From The Bodies of Others (Naomi Wolf 2022) pp50-2
How do I know about the value assigned to the holy grail of gaming the system, and the potential for cruelty, shared by certain global elites? I have seen them up close.
I will never forget being in a company car in 2015, heading to the BBC’s flagship political show. It was driven by the BBC’s longtime driver. As a reporter, I always talk to drivers in these circumstances because the elite men and women often do not “see” drivers, waitstaff, cleaners, and other mere mortals. So drivers and waitstaff and cleaners tend to hear everything and know everything.
It was an important week, in which the people of Greece, distraught at having had policies of “austerity” forced upon them by the European Union, were about to engage in a referendum. The papers were full of elderly Greek men and women weeping and in despair because the proposed policies would wipe away their retirement savings. As is common, the European newspapers were portraying the people of Greece, in opposing austerity, as spendthrifts, as ignorant, as having brought their economic disaster upon themselves, and as needing to be rescued by the policies of those wiser heads above the level of their national leaders’ decision-making.

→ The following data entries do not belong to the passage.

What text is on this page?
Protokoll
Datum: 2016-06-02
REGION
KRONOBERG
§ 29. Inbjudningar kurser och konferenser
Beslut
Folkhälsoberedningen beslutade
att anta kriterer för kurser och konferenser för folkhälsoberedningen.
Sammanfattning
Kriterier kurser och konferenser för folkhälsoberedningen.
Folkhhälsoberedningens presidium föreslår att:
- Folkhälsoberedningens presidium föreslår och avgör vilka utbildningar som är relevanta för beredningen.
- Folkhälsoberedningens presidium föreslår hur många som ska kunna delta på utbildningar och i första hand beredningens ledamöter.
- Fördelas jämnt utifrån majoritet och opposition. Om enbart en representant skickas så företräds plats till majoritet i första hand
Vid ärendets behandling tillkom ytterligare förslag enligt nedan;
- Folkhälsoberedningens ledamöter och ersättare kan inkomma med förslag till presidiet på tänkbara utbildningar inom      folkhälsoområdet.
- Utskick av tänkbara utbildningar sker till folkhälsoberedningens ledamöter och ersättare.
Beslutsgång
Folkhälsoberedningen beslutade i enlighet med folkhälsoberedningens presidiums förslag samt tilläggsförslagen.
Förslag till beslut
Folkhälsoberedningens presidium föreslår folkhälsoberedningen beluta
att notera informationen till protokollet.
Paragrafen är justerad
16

I couldn’t help thinking that maybe it will be the case that rejecting “austerity” policies will turn out to be an economic mistake for the people of Greece. But I knew about referenda: and if there is a majority vote in a referendum, it is by law the will of the people. In a democracy: their decision must be enacted. So you can have your opinion about whether austerity would be smart or not in this context, but since the people have a real nation-state, their referendum would determine what happened in their country. And if the people’s decision turned out to be a mistake, well, it was their mistake to make, with their own country, in their own parliament.
“Oh no,” explained the driver. “EU officials were in this car before you. The referendum Is purely cosmetic, It will be ignored, Whatever happens, they are going ahead with austerity.”
I was dumbfounded.
But as it turned out, the BBC driver was exactly right. The people of Greece voted against austerity. But they were not to get their chosen outcome.

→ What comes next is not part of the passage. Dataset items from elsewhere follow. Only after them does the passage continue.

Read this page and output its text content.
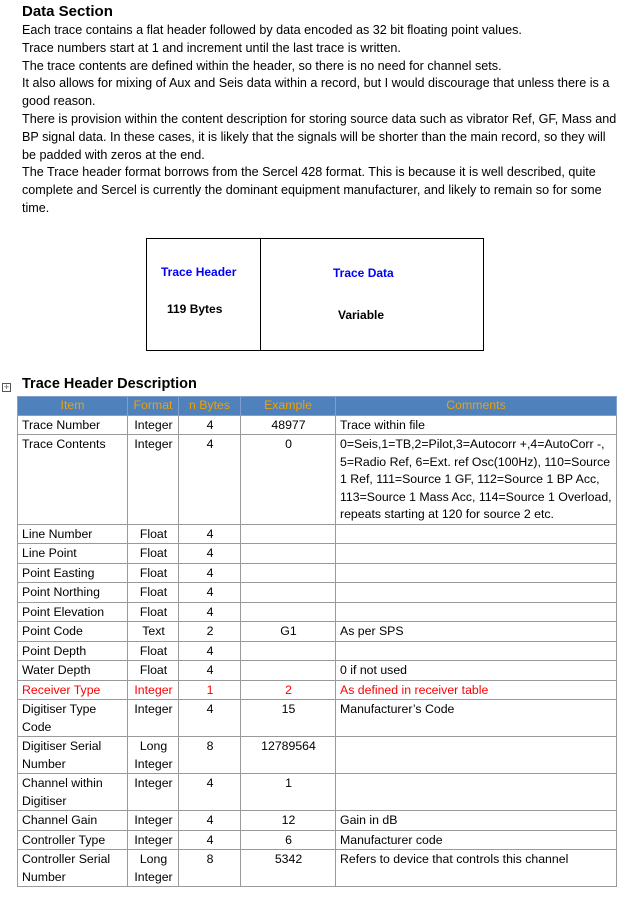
Data Section

Each trace contains a flat header followed by data encoded as 32 bit floating point values.

Trace numbers start at 1 and increment until the last trace is written.

The trace contents are defined within the header, so there is no need for channel sets.

It also allows for mixing of Aux and Seis data within a record, but I would discourage that unless there is a good reason.

There is provision within the content description for storing source data such as vibrator Ref, GF, Mass and BP signal data. In these cases, it is likely that the signals will be shorter than the main record, so they will be padded with zeros at the end.

The Trace header format borrows from the Sercel 428 format. This is because it is well described, quite complete and Sercel is currently the dominant equipment manufacturer, and likely to remain so for some time.

Trace Header
119 Bytes
Trace Data
Variable
+ Trace Header Description
Item	Format	n Bytes	Example	Comments
Trace Number	Integer	4	48977	Trace within file
Trace Contents	Integer	4	0	0=Seis,1=TB,2=Pilot,3=Autocorr +,4=AutoCorr -, 5=Radio Ref, 6=Ext. ref Osc(100Hz), 110=Source 1 Ref, 111=Source 1 GF, 112=Source 1 BP Acc, 113=Source 1 Mass Acc, 114=Source 1 Overload, repeats starting at 120 for source 2 etc.
Line Number	Float	4		
Line Point	Float	4		
Point Easting	Float	4		
Point Northing	Float	4		
Point Elevation	Float	4		
Point Code	Text	2	G1	As per SPS
Point Depth	Float	4		
Water Depth	Float	4		0 if not used
Receiver Type	Integer	1	2	As defined in receiver table
Digitiser Type Code	Integer	4	15	Manufacturer’s Code
Digitiser Serial Number	Long Integer	8	12789564	
Channel within Digitiser	Integer	4	1	
Channel Gain	Integer	4	12	Gain in dB
Controller Type	Integer	4	6	Manufacturer code
Controller Serial Number	Long Integer	8	5342	Refers to device that controls this channel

Later that week, back in New York City, I was at a dinner party. It was hosted by a major hedge fund manager. His clients were Chinese, Russian, Ukrainian, and other international investment funds. Ar the party were his colleagues: British, Swedish, Chinese, French, and Belgian hedge fund managers and investors.

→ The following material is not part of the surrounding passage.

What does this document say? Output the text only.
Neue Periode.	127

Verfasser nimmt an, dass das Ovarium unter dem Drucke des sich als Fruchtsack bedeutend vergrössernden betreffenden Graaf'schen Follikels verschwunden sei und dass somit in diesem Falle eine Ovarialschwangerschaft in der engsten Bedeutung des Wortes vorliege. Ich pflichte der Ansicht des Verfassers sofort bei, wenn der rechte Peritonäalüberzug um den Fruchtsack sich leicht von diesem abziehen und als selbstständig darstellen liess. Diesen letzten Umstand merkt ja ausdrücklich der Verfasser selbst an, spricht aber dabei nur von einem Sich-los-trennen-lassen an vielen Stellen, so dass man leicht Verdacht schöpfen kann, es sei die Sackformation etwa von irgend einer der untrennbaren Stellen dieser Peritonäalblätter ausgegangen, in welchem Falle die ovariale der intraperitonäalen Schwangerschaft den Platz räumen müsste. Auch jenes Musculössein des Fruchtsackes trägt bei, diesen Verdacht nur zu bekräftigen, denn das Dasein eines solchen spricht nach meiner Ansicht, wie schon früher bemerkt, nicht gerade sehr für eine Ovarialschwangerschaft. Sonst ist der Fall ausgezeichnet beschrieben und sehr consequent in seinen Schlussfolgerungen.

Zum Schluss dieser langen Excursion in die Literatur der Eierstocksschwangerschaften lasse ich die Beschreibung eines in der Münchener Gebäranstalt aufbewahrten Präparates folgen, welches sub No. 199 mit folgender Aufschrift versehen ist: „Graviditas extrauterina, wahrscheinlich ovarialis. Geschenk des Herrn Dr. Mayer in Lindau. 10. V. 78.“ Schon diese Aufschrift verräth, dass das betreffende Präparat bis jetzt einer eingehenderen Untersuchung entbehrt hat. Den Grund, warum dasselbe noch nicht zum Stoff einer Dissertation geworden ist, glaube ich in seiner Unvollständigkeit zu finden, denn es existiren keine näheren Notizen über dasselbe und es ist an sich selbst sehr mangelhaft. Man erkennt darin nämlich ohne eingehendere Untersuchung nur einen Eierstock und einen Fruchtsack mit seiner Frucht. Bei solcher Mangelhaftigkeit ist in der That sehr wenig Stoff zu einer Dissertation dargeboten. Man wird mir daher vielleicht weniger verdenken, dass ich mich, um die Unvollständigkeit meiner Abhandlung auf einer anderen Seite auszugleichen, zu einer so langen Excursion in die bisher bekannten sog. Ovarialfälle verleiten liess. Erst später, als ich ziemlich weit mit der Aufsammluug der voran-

My host, an otherwise lovely guy, trained of course in the Ivy League, was apoplectic — furious — at the rank-and-file men and women of Greece. He did not yet know what the EU officials knew. He knew that the people of Greece had rejected austerity in their referendum.® But he had positioned in the opposite direction. Now he was enraged at those grandmas and grandpas, and at their resistant, stubborn sons and daughters, for having temporarily messed up his bet on austerity. He was literally pale with rage. His fists clenched as he spoke about the Greek referendum. How dare they, was his attitude. The fools.
The mansion where we were gathered that night had been built by a robber baron at the end of the nineteenth century. The dining room was staffed by beautiful actors/waiters and actresses/waitresses in black pants and spotless white shirts. They charmingly served us a gorgeous plaice velouté dinner, with sides of grilled asparagus and heirloom beets, The ceilings were twenty feet high and wreathed in shadows. The walls were adorned with a mélange of works of art: Italian Renaissance princelings, luscious still lifes from the sixteenth-century Netherlands, and portraits of late-nineteenth-century American society doyennes.
The conversation was sprightly. To my right, a Norwegian investor spoke about the latest avant-garde theatrical sensation on Broadway. To my left, an artist friend of the host and hostess described escalations in the New York City art market. Everyone was educated, pleasant, and cultured. The money guys were all agreeing with the host about the perfidy and “bad behavior” of the stubborn people of Greece. The wine flowed, red and white; it was beyond excellent. No one at that table was visibly evil. There were no secret signs or shadowy conversations. If this were a movie, you could not identify a villain. No one was part of a cabal.
But the point was that these people did not need to gather in the shadows or to be part of a cabal. Why would this group need a secret sign or a secret meeting? They simply owned the global stratum in which they operated, and they were accountable only to one another.
Neither did anyone there, expressing his or her views about the events of the weeks, think for an instant there was anything wrong with ignoring and overriding the democratically expressed will of an entire nation of citizens who had articulated their wishes lawfully. No one there had to say aloud to anyone else, “Let’s be sure to suppress the eruptions of popular sentiments in nation-states, going forward” to know what kind of unmanageable future events were bad for business.
Thus, the whole nation, all the people of Greece, were being treated with extraordinary cruelty and contempt by these distant non-Greek men and women. This cruelty was possible in part because these men and women would never see them or have to face them or ever answer to them.